Юный хёдвиг превратился в тень. Он молниеносно скользнул вперед, подполз к котлу, который скрывал его от взглядов стражей, и, немного обжегшись, бросил в него зелье. А затем так же быстро и бесшумно возвратился на свой наблюдательный пост.



Страж-повар подошел к остальным воинам и остановился, как вкопанный. Все воззрились на него с удивлением. Наверное, в выражении его лица было нечто странное. Один из них обратился к повару, тот дернулся, будто его укололи, и явно начал нести какую-то околесицу, потому что стражи и вовсе пришли в изумление. Тогда один из них, наверное, старший, с силой хлопнул стража по плечу, что-то строго сказал, и тот послушно потопал обратно, провожаемый удивленными взглядами товарищей.

Морок, насланный на стража юным форингом, отпустил его только возле костра. Он с силой тряхнул своей тяжелой башкой, потер глаза и пробормотал слова какой-то молитвы, опасливо косясь на Юмаллу. Видимо, он решил, что временное умопомрачение на него наслал сам бог.

Вскоре похлебка была готова, и Морав с большим удовлетворением начал наблюдать за трапезой стражей. Видимо, ложек они не знали, потому что, достав мясо из похлебки, разделили его на части и стали жадно есть, отрезая мелкие кусочки ножом и запивая горячей жидкостью, которую разлили по деревянным чашам. Несколько стражей, насытившись, скрылись в зарослях, а на смену им пришли другие, которые находились в дозоре. Спустя недолгое время котел опустел, и свободные от забот хранители капища, с удовлетворением отрыгивая, отправились почивать в шалаши на краю поляны, настолько искусно замаскированные, что Морав заметил их только теперь. И мысленно возрадовался, что ему не угораздило подобраться к поляне с капищем с той стороны. Иначе его точно поймали бы, как глупую птицу в силки.

На поляне остался лишь повар, который на этот раз должен был сторожить священный огонь, подбрасывая в него дубовые поленья. Он сел на толстый чурбан и засмотрелся на огонь. Похоже, его сильно увлекала игра языков пламени. При этом явно было видно, что стража одолевает сон. Но вот он начал клониться вперед, в какой-то момент попытался схватиться руками за воздух, а затем свалился со своего насеста и его храп присоединился к многоголосому храпу остальных защитников капища Юмаллы.

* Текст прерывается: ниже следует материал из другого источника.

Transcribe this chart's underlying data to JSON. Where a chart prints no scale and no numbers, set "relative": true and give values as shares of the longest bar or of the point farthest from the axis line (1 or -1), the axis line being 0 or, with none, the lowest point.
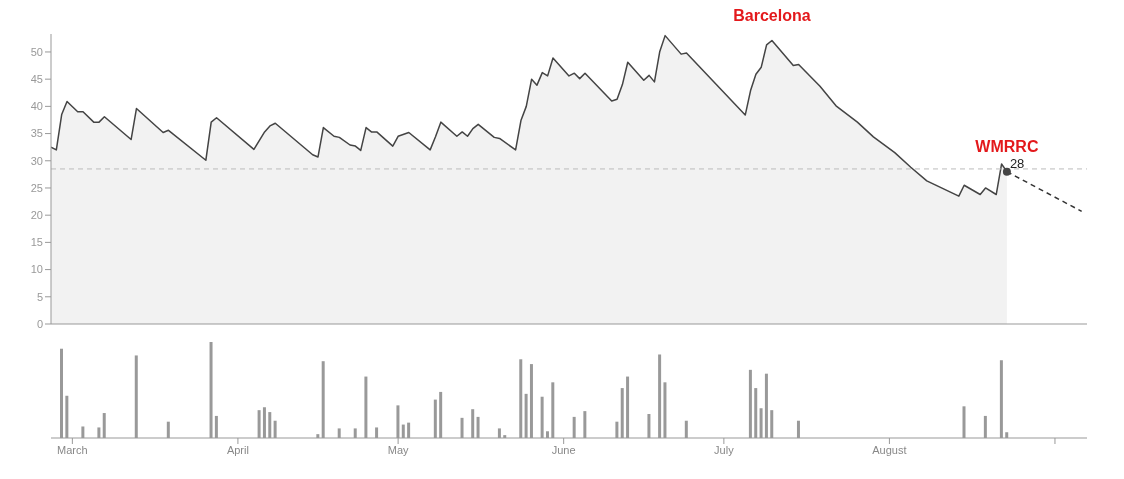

Торжествующий Морав на обратном пути даже отважился заглянуть под ветви ели, где таился дозорный. Теперь там находился другой страж, и он тоже спал крепким сном.

– За мной! – приказал Морав, когда вернулся к своим товарищам, которые совсем измаялись в томительном ожидании. – Идите след в след, по-волчьи.

Все с пониманием закивали; чудь не должна знать, сколько их было. Кроме того, при таком способе ходьбе даже самый опытный следопыт не в состоянии определить, что за люди прошли. Ведь по длине шага можно приблизительно судить о возрасте человека, какой тяжести он несет груз, куда направляется, так как носок на мягкой почве, особенно при ходьбе в гору, утапливается в грунт чуть глубже, чем пятка, наконец, какого он роду-племени, потому что каждый народ шил обувь по-разному. Хотя с людьми племени чудь, слывшими колдунами, эта хитрость могла и не сработать.

Завидев идола и золотую чашу с драгоценностями, «волки» забыли об осторожности. Всем хотелось побыстрее прикоснуться к вожделенным сокровищам. Но хватило одного резкого жеста Морава, чтобы они успокоились; теперь форинг обладал над ними непререкаемой властью. Ведь не каждому вождю «волчьей дружины» выпадает такая удача. Притом она была не делом случая, а добыта благодаря его храбрости, уму и смекалке.

Драгоценности и монеты пересыпали в суму, чашу взял Сокол, а серебряного идола положил на свои широкие плечи Могни. Даже для него он был тяжеловат, но юный богатырь, воодушевленный столь знатной добычей, шел будто налегке. Отход замыкал Морав, который разгладил на поляне следы «волков» с помощью метелки, благо на песке сделать это было несложно. Пусть стражи Юмаллы гадают, как могло исчезнуть их божество. Может, решат, что он вознесся на небеса, покинул племя чудь по какой-то причине – разгневался за что или просто пришло ему время удалиться в свой небесный чертог, – и не будут преследовать похитителей идола и сокровищ.